Surrounding the core CCSN curriculum is a rich penumbra of activities. These are designed to provide intellectual training and to build a cohort of scientists with the identification and social skills necessary to conduct research in interdisciplinary teams. Formal coursework is provided in Mathematics and Statistics of Experimental Neuroscience, and by an intensive minicourse preceding Advanced CCSN. Immersive Encounters with distinguished visiting scientists provide high-intensity exposure to cutting-edge research. In collaboration with the Saint Louis Science Center, CCSN trains students to communicate with the public and helps them build programs and presentations to teach children and adults about the brain and mind.

Address Goals

CCSN has built on the prodigious departmental strengths in the Departments of Psychology and Biomedical Engineering and in the Program in Neuroscience at Washington University to address the limitations of discipline-based training and to enable our students to thrive in interdisciplinary research of their own design. We do this by providing a unique curriculum in the form of a curriculum “pathway” that is available to PhD students in each of the three disciplines, and is integrated with their core training. The curriculum pathway approach allows us to address two critical shortcomings of discipline-based training.

First, there is a barrier of understanding between behavioral and biological approaches. Rich communities involved in human brain imaging and non-human primate neurophysiology are identifying important relationships between neural activity and behavior. These communities, however, are strongly tied to intellectual traditions of psychology and neurobiology, respectively. These two disciplines speak in different terminologies and develop hypotheses and experiments from very different foundational ideas and classic literatures. By bringing together students with excellent training from their home disciplines and providing them a rigorously taught common body of shared knowledge, we have forged a cohort that speaks a common language.
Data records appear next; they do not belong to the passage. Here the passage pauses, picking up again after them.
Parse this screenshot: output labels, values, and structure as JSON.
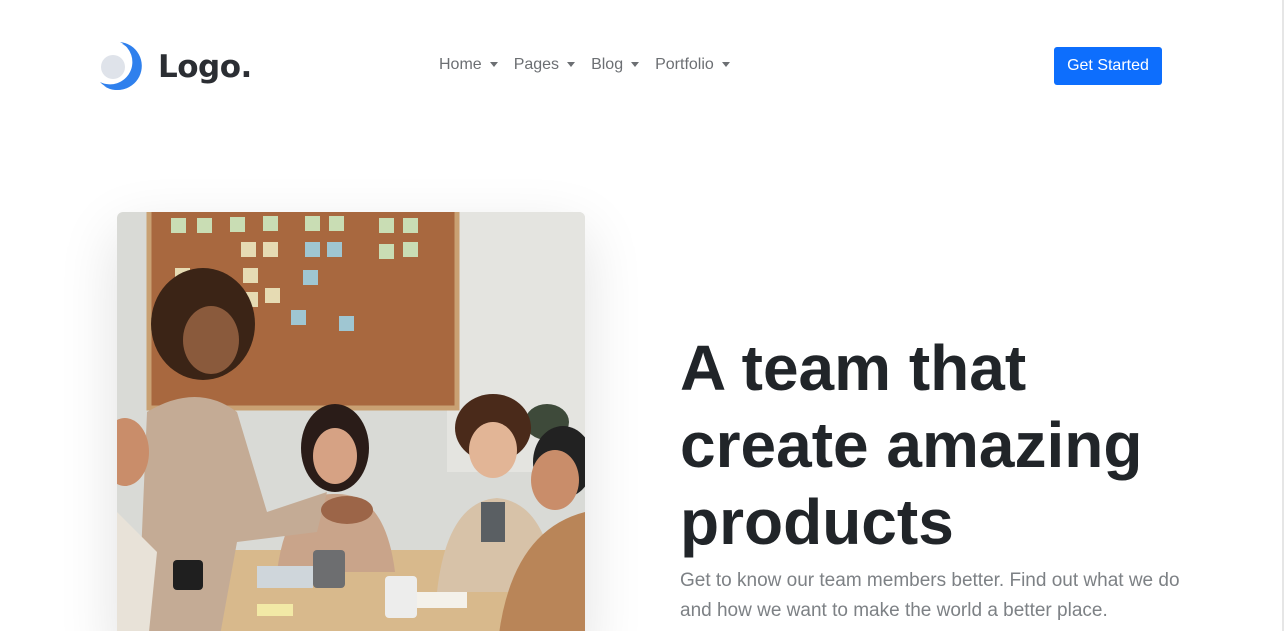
{
  "brand": {
    "name": "Logo.",
    "icon": "crescent-logo-icon",
    "accent": "#2f80ed"
  },
  "nav": {
    "items": [
      {
        "label": "Home"
      },
      {
        "label": "Pages"
      },
      {
        "label": "Blog"
      },
      {
        "label": "Portfolio"
      }
    ],
    "cta_label": "Get Started",
    "cta_color": "#0d6efd"
  },
  "hero": {
    "image_alt_subject": "team-meeting-photo",
    "title": "A team that create amazing products",
    "subtitle": "Get to know our team members better. Find out what we do and how we want to make the world a better place."
  }
}
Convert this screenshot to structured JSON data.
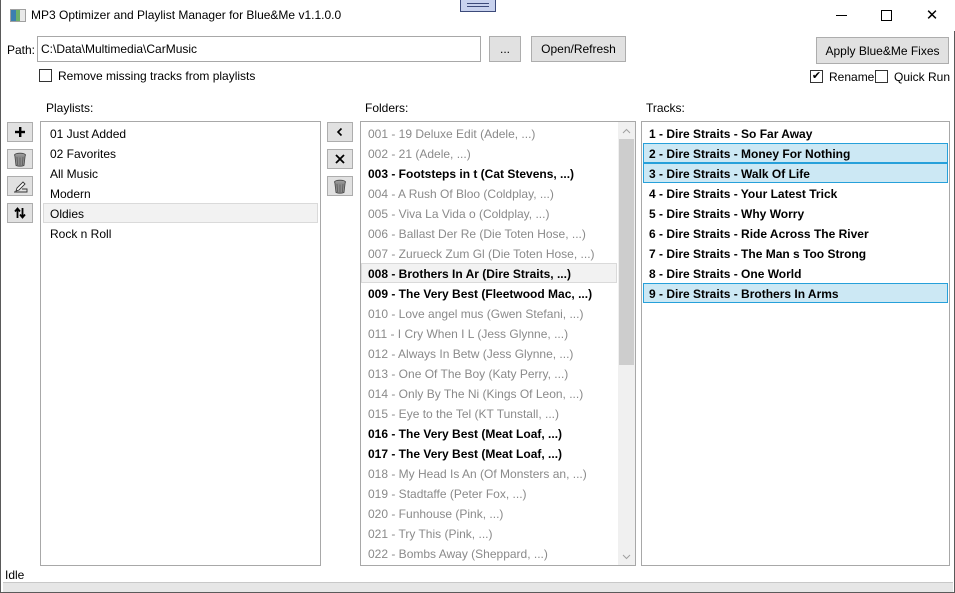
{
  "window": {
    "title": "MP3 Optimizer and Playlist Manager for Blue&Me v1.1.0.0",
    "app_icon": "app-window-icon",
    "controls": {
      "minimize": "minimize-icon",
      "maximize": "maximize-icon",
      "close": "close-icon",
      "close_glyph": "✕"
    }
  },
  "path": {
    "label": "Path:",
    "value": "C:\\Data\\Multimedia\\CarMusic",
    "browse_label": "...",
    "open_label": "Open/Refresh"
  },
  "options": {
    "remove_missing": {
      "label": "Remove missing tracks from playlists",
      "checked": false
    },
    "apply_label": "Apply Blue&Me Fixes",
    "rename": {
      "label": "Rename",
      "checked": true,
      "glyph": "✔"
    },
    "quick_run": {
      "label": "Quick Run",
      "checked": false
    }
  },
  "playlists": {
    "label": "Playlists:",
    "buttons": [
      {
        "name": "add-playlist",
        "icon": "plus-icon"
      },
      {
        "name": "delete-playlist",
        "icon": "trash-icon"
      },
      {
        "name": "rename-playlist",
        "icon": "edit-pen-icon"
      },
      {
        "name": "sort-playlist",
        "icon": "sort-arrows-icon"
      }
    ],
    "items": [
      {
        "label": "01 Just Added"
      },
      {
        "label": "02 Favorites"
      },
      {
        "label": "All Music"
      },
      {
        "label": "Modern"
      },
      {
        "label": "Oldies",
        "hover": true
      },
      {
        "label": "Rock n Roll"
      }
    ]
  },
  "folders": {
    "label": "Folders:",
    "buttons": [
      {
        "name": "add-to-playlist",
        "icon": "chevron-left-icon",
        "glyph": "‹"
      },
      {
        "name": "remove-from-playlist",
        "icon": "close-icon",
        "glyph": "✕"
      },
      {
        "name": "delete-folder",
        "icon": "trash-icon"
      }
    ],
    "items": [
      {
        "label": "001 - 19 Deluxe Edit (Adele, ...)",
        "bold": false
      },
      {
        "label": "002 - 21 (Adele, ...)",
        "bold": false
      },
      {
        "label": "003 - Footsteps in t (Cat Stevens, ...)",
        "bold": true
      },
      {
        "label": "004 - A Rush Of Bloo (Coldplay, ...)",
        "bold": false
      },
      {
        "label": "005 - Viva La Vida o (Coldplay, ...)",
        "bold": false
      },
      {
        "label": "006 - Ballast Der Re (Die Toten Hose, ...)",
        "bold": false
      },
      {
        "label": "007 - Zurueck Zum Gl (Die Toten Hose, ...)",
        "bold": false
      },
      {
        "label": "008 - Brothers In Ar (Dire Straits, ...)",
        "bold": true,
        "hover": true
      },
      {
        "label": "009 - The Very Best (Fleetwood Mac, ...)",
        "bold": true
      },
      {
        "label": "010 - Love angel mus (Gwen Stefani, ...)",
        "bold": false
      },
      {
        "label": "011 - I Cry When I L (Jess Glynne, ...)",
        "bold": false
      },
      {
        "label": "012 - Always In Betw (Jess Glynne, ...)",
        "bold": false
      },
      {
        "label": "013 - One Of The Boy (Katy Perry, ...)",
        "bold": false
      },
      {
        "label": "014 - Only By The Ni (Kings Of Leon, ...)",
        "bold": false
      },
      {
        "label": "015 - Eye to the Tel (KT Tunstall, ...)",
        "bold": false
      },
      {
        "label": "016 - The Very Best (Meat Loaf, ...)",
        "bold": true
      },
      {
        "label": "017 - The Very Best (Meat Loaf, ...)",
        "bold": true
      },
      {
        "label": "018 - My Head Is An (Of Monsters an, ...)",
        "bold": false
      },
      {
        "label": "019 - Stadtaffe (Peter Fox, ...)",
        "bold": false
      },
      {
        "label": "020 - Funhouse (Pink, ...)",
        "bold": false
      },
      {
        "label": "021 - Try This (Pink, ...)",
        "bold": false
      },
      {
        "label": "022 - Bombs Away (Sheppard, ...)",
        "bold": false
      }
    ],
    "scrollbar": {
      "up_glyph": "^",
      "down_glyph": "v",
      "position_fraction": 0.0,
      "visible_fraction": 0.55
    }
  },
  "tracks": {
    "label": "Tracks:",
    "items": [
      {
        "label": "1 - Dire Straits - So Far Away",
        "selected": false
      },
      {
        "label": "2 - Dire Straits - Money For Nothing",
        "selected": true
      },
      {
        "label": "3 - Dire Straits - Walk Of Life",
        "selected": true
      },
      {
        "label": "4 - Dire Straits - Your Latest Trick",
        "selected": false
      },
      {
        "label": "5 - Dire Straits - Why Worry",
        "selected": false
      },
      {
        "label": "6 - Dire Straits - Ride Across The River",
        "selected": false
      },
      {
        "label": "7 - Dire Straits - The Man s Too Strong",
        "selected": false
      },
      {
        "label": "8 - Dire Straits - One World",
        "selected": false
      },
      {
        "label": "9 - Dire Straits - Brothers In Arms",
        "selected": true,
        "focused": true
      }
    ]
  },
  "status": {
    "text": "Idle"
  },
  "colors": {
    "selection_bg": "#cce8f4",
    "selection_border": "#26a0da",
    "disabled_text": "#8a8a8a",
    "button_bg": "#e1e1e1"
  }
}
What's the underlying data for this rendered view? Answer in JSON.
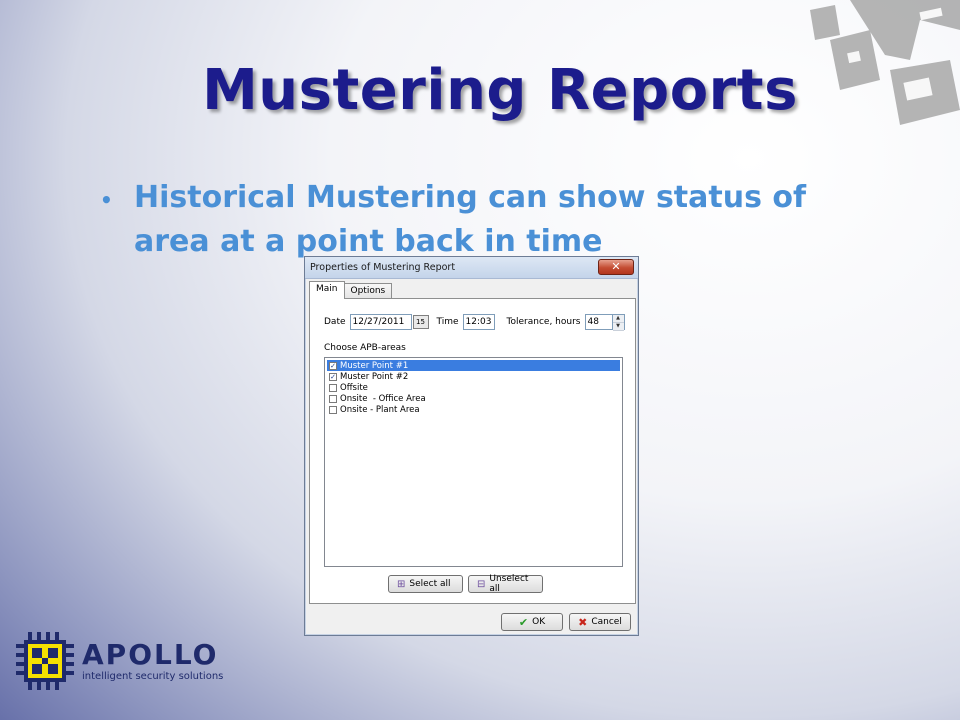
{
  "slide": {
    "title": "Mustering Reports",
    "bullet": "Historical Mustering can show status of area at a point back in time"
  },
  "dialog": {
    "title": "Properties of Mustering Report",
    "close_glyph": "✕",
    "tabs": [
      {
        "label": "Main",
        "active": true
      },
      {
        "label": "Options",
        "active": false
      }
    ],
    "date_label": "Date",
    "date_value": "12/27/2011",
    "calendar_glyph": "15",
    "time_label": "Time",
    "time_value": "12:03",
    "tolerance_label": "Tolerance, hours",
    "tolerance_value": "48",
    "choose_label": "Choose APB-areas",
    "areas": [
      {
        "label": "Muster Point #1",
        "checked": true,
        "selected": true
      },
      {
        "label": "Muster Point #2",
        "checked": true,
        "selected": false
      },
      {
        "label": "Offsite",
        "checked": false,
        "selected": false
      },
      {
        "label": "Onsite  - Office Area",
        "checked": false,
        "selected": false
      },
      {
        "label": "Onsite - Plant Area",
        "checked": false,
        "selected": false
      }
    ],
    "select_all_label": "Select all",
    "unselect_all_label": "Unselect all",
    "ok_label": "OK",
    "cancel_label": "Cancel"
  },
  "logo": {
    "name": "APOLLO",
    "tagline": "intelligent security solutions"
  },
  "colors": {
    "title": "#1c1c8c",
    "bullet": "#4a90d6",
    "selection": "#3a7de0",
    "logo_yellow": "#f5e000",
    "logo_navy": "#1f2a6b"
  }
}
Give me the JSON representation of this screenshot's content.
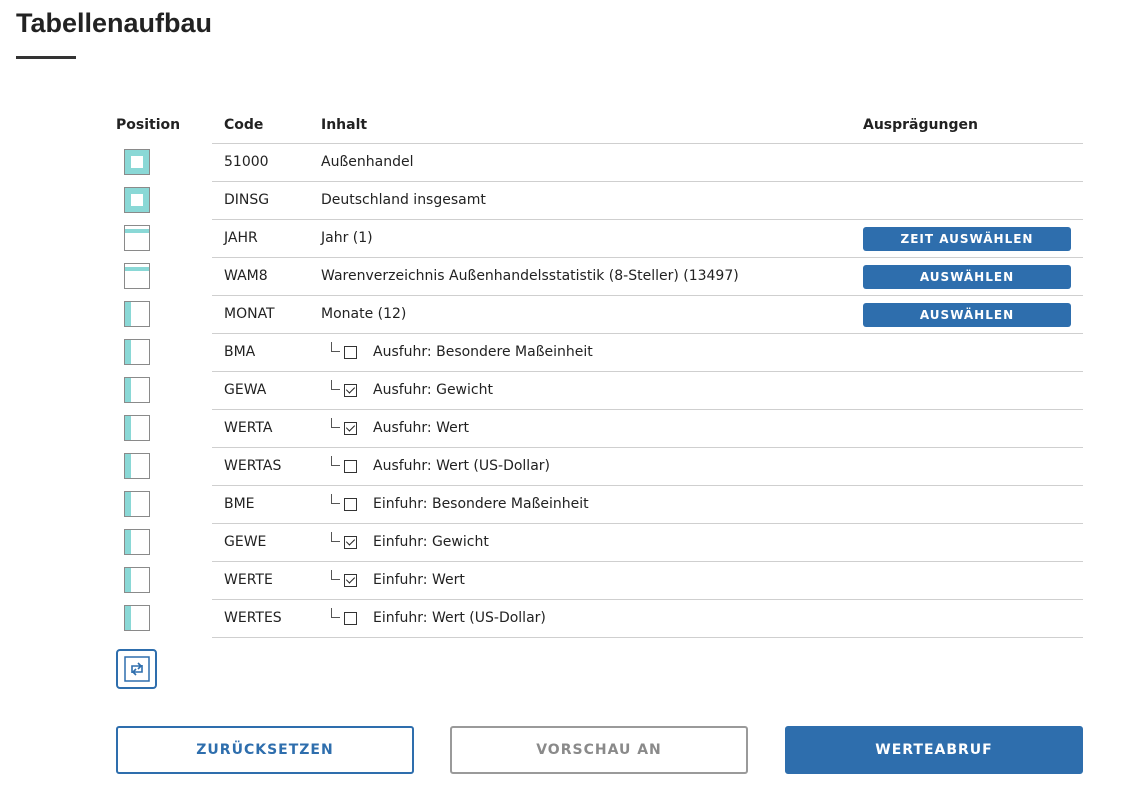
{
  "page": {
    "title": "Tabellenaufbau"
  },
  "table": {
    "headers": {
      "position": "Position",
      "code": "Code",
      "inhalt": "Inhalt",
      "auspraegungen": "Ausprägungen"
    },
    "rows": [
      {
        "code": "51000",
        "inhalt": "Außenhandel",
        "position_style": "full"
      },
      {
        "code": "DINSG",
        "inhalt": "Deutschland insgesamt",
        "position_style": "full"
      },
      {
        "code": "JAHR",
        "inhalt": "Jahr (1)",
        "position_style": "top",
        "action": "ZEIT AUSWÄHLEN"
      },
      {
        "code": "WAM8",
        "inhalt": "Warenverzeichnis Außenhandelsstatistik (8-Steller) (13497)",
        "position_style": "top",
        "action": "AUSWÄHLEN"
      },
      {
        "code": "MONAT",
        "inhalt": "Monate (12)",
        "position_style": "left",
        "action": "AUSWÄHLEN"
      },
      {
        "code": "BMA",
        "inhalt": "Ausfuhr: Besondere Maßeinheit",
        "position_style": "left",
        "checked": false
      },
      {
        "code": "GEWA",
        "inhalt": "Ausfuhr: Gewicht",
        "position_style": "left",
        "checked": true
      },
      {
        "code": "WERTA",
        "inhalt": "Ausfuhr: Wert",
        "position_style": "left",
        "checked": true
      },
      {
        "code": "WERTAS",
        "inhalt": "Ausfuhr: Wert (US-Dollar)",
        "position_style": "left",
        "checked": false
      },
      {
        "code": "BME",
        "inhalt": "Einfuhr: Besondere Maßeinheit",
        "position_style": "left",
        "checked": false
      },
      {
        "code": "GEWE",
        "inhalt": "Einfuhr: Gewicht",
        "position_style": "left",
        "checked": true
      },
      {
        "code": "WERTE",
        "inhalt": "Einfuhr: Wert",
        "position_style": "left",
        "checked": true
      },
      {
        "code": "WERTES",
        "inhalt": "Einfuhr: Wert (US-Dollar)",
        "position_style": "left",
        "checked": false
      }
    ]
  },
  "swap": {
    "icon": "swap-arrows-icon"
  },
  "buttons": {
    "reset": "ZURÜCKSETZEN",
    "preview": "VORSCHAU AN",
    "fetch": "WERTEABRUF"
  },
  "colors": {
    "accent": "#2e6ead",
    "position_fill": "#8ad8d6",
    "disabled": "#9a9a9a"
  }
}
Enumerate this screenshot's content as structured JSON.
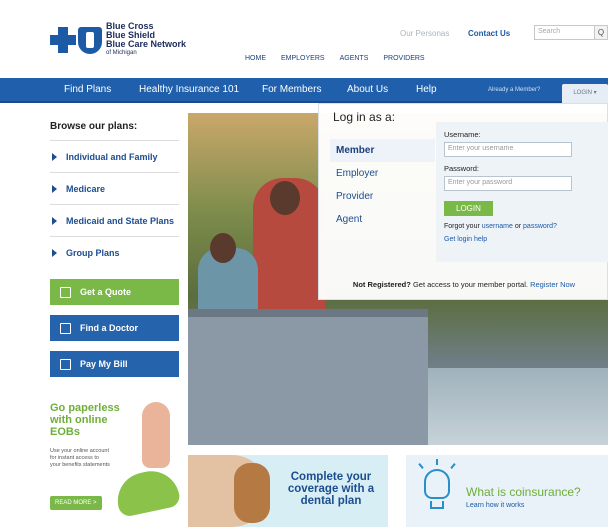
{
  "header": {
    "logo_lines": [
      "Blue Cross",
      "Blue Shield",
      "Blue Care Network",
      "of Michigan"
    ],
    "our_personas": "Our Personas",
    "contact_us": "Contact Us",
    "search_placeholder": "Search",
    "top_nav": [
      "HOME",
      "EMPLOYERS",
      "AGENTS",
      "PROVIDERS"
    ]
  },
  "main_nav": {
    "items": [
      "Find Plans",
      "Healthy Insurance 101",
      "For Members",
      "About Us",
      "Help"
    ],
    "already_member": "Already a Member?",
    "login_tab": "LOGIN ▾"
  },
  "sidebar": {
    "browse_title": "Browse our plans:",
    "plans": [
      "Individual and Family",
      "Medicare",
      "Medicaid and State Plans",
      "Group Plans"
    ],
    "buttons": {
      "quote": "Get a Quote",
      "doctor": "Find a Doctor",
      "bill": "Pay My Bill"
    },
    "paperless": {
      "title": "Go paperless with online EOBs",
      "body": "Use your online account for instant access to your benefits statements",
      "read_more": "READ MORE >"
    }
  },
  "login": {
    "title": "Log in as a:",
    "roles": [
      "Member",
      "Employer",
      "Provider",
      "Agent"
    ],
    "username_label": "Username:",
    "username_placeholder": "Enter your username",
    "password_label": "Password:",
    "password_placeholder": "Enter your password",
    "login_button": "LOGIN",
    "forgot_prefix": "Forgot your",
    "forgot_username": "username",
    "forgot_or": "or",
    "forgot_password": "password?",
    "help": "Get login help",
    "not_registered_bold": "Not Registered?",
    "not_registered_text": "Get access to your member portal.",
    "register_now": "Register Now"
  },
  "promos": {
    "dental": "Complete your coverage with a dental plan",
    "coinsurance_title": "What is coinsurance?",
    "coinsurance_sub": "Learn how it works"
  },
  "colors": {
    "brand_blue": "#1f5fab",
    "accent_green": "#7ab848",
    "link_blue": "#1c5aa6"
  }
}
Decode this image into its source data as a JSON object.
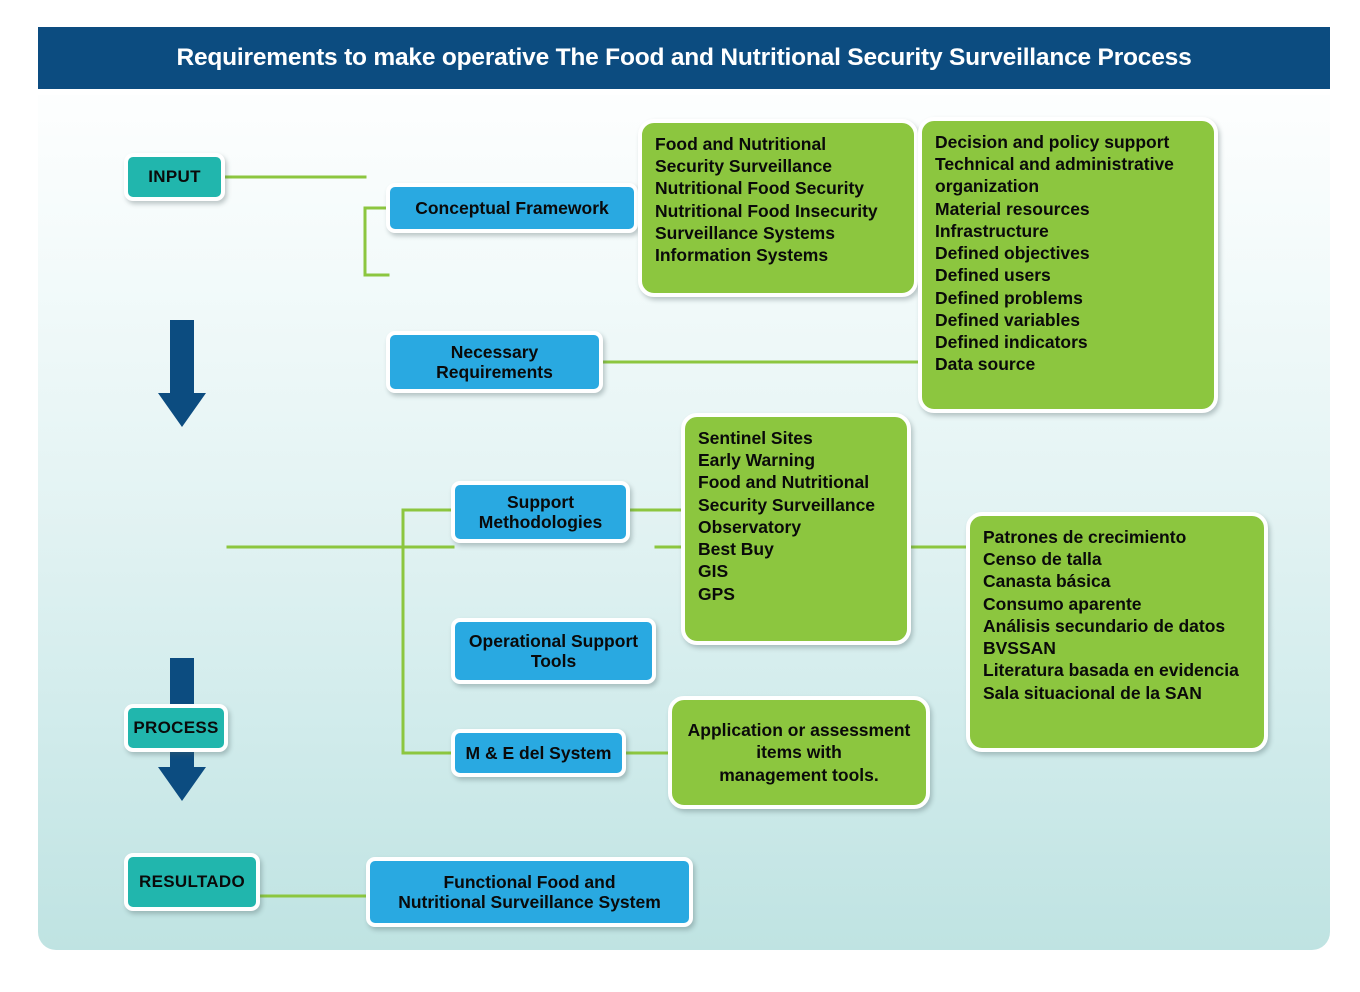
{
  "header": {
    "title": "Requirements to make operative The Food and Nutritional Security Surveillance Process"
  },
  "colors": {
    "header_bar": "#0c4c80",
    "stage_node": "#21b6ad",
    "blue_node": "#29a9e1",
    "green_node": "#8cc63f",
    "connector_line": "#8cc63f",
    "arrow": "#0c4c80",
    "canvas_top": "#fdfefe",
    "canvas_bottom": "#bfe3e2"
  },
  "stages": {
    "input": "INPUT",
    "process": "PROCESS",
    "resultado": "RESULTADO"
  },
  "blue_nodes": {
    "conceptual_framework": "Conceptual Framework",
    "necessary_requirements": "Necessary\nRequirements",
    "necessary_requirements_line1": "Necessary",
    "necessary_requirements_line2": "Requirements",
    "support_methodologies_line1": "Support",
    "support_methodologies_line2": "Methodologies",
    "operational_support_tools_line1": "Operational Support",
    "operational_support_tools_line2": "Tools",
    "me_del_system": "M & E del System",
    "functional_system_line1": "Functional Food and",
    "functional_system_line2": "Nutritional Surveillance System"
  },
  "green_boxes": {
    "conceptual_framework_items": [
      "Food and Nutritional",
      "Security Surveillance",
      "Nutritional Food Security",
      "Nutritional Food Insecurity",
      "Surveillance Systems",
      "Information Systems"
    ],
    "necessary_requirements_items": [
      "Decision and policy support",
      "Technical and administrative",
      "organization",
      "Material resources",
      "Infrastructure",
      "Defined objectives",
      "Defined users",
      "Defined problems",
      "Defined variables",
      "Defined indicators",
      "Data source"
    ],
    "support_methodologies_items": [
      "Sentinel Sites",
      "Early Warning",
      "Food and Nutritional",
      "Security Surveillance",
      "Observatory",
      "Best Buy",
      "GIS",
      "GPS"
    ],
    "operational_support_tools_items": [
      "Patrones de crecimiento",
      "Censo de talla",
      "Canasta básica",
      "Consumo aparente",
      "Análisis secundario de datos",
      "BVSSAN",
      "Literatura basada en evidencia",
      "Sala situacional de la SAN"
    ],
    "me_del_system_items": [
      "Application or assessment",
      "items with",
      "management tools."
    ]
  }
}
Second, there is a barrier between experimental and theoretical neuroscientific studies. The emerging discipline of neural engineering seeks to experimentally “reverse engineer” neural systems, as well as to develop detailed mathematical models of these systems. Many engineers, however, lack the fundamental biological and cognitive science background needed to best apply their engineering approaches. Conversely, many experimental scientists address quantitative hypotheses, but are not equipped to formalize these hypotheses into fully developed mathematical models which can rigorously inform the design of novel experiments.

We have trained and continue to train engineers in biological and cognitive brain sciences, and experimentalists in the mathematics of simulation and reverse engineering. Overcoming these barriers has substantively improved our training and the breadth and depth of the science generated by our trainees.